The price crash triggered a chain reaction of forced position closures. Around $450 million in derivative positions were liquidated within 24 hours. The lion's share. $300 million - came from long positions, while shorts accounted for just $50 million.

March 28 crash overview
Bitcoin low$65,547
Options expiry volume$15.58B
24h liquidations~$450M
Market cap wiped~$30B
BTC ETF outflows$171M

Institutional ETF outflows

Alongside the crash, investors pulled $171.12 million from 11 U.S.-listed spot Bitcoin ETFs - the largest single-day outflow in over three weeks. BlackRock's IBIT lost $41.92 million, while FBTC, GBTC, BITB, and ARKB each recorded withdrawals of $20-30 million.
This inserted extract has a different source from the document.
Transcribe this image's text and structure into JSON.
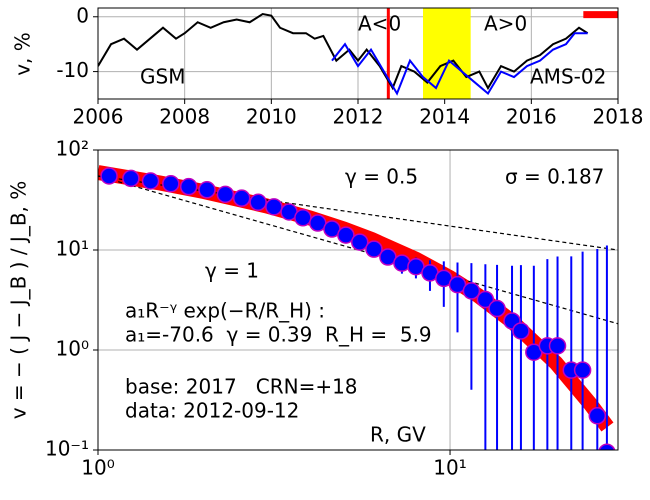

The outflow was broad-based, affecting all 11 funds, pointing to systematic risk reduction rather than issues with any single issuer. Ethereum ETFs also suffered, with $92.54 million in outflows.

Macroeconomic pressure

The crypto sell-off coincided with several adverse macro factors. The U.S. 10-year Treasury yield approached a one-year high of 4.5%, making risk assets less attractive. Oil prices exceeded $100 per barrel due to geopolitical escalation in the Middle East surrounding Iran.

However, analysts note that ETF outflows represent short-term hedging and capital rotation rather than a shift in long-term investor conviction. Since the beginning of March, Bitcoin ETFs have attracted over $2.5 billion, and the current correction has not yet disrupted the to sum up uptrend in institutional interest.

What's next for Bitcoin

Following the expiry, Bloomberg analysts warn of potential further downside as options traders have shifted to defensive strategies, with a growing share of put options. The Fear and Greed Index sits in the "extreme fear" zone, which historically has often preceded a bounce, though it typically requires macro stabilization first.

The nearest support levels are $65,000 and $62,000. If the geopolitical situation stabilizes and the Fed signals monetary policy easing, Bitcoin could return to the $70,000-72,000 range by mid-April.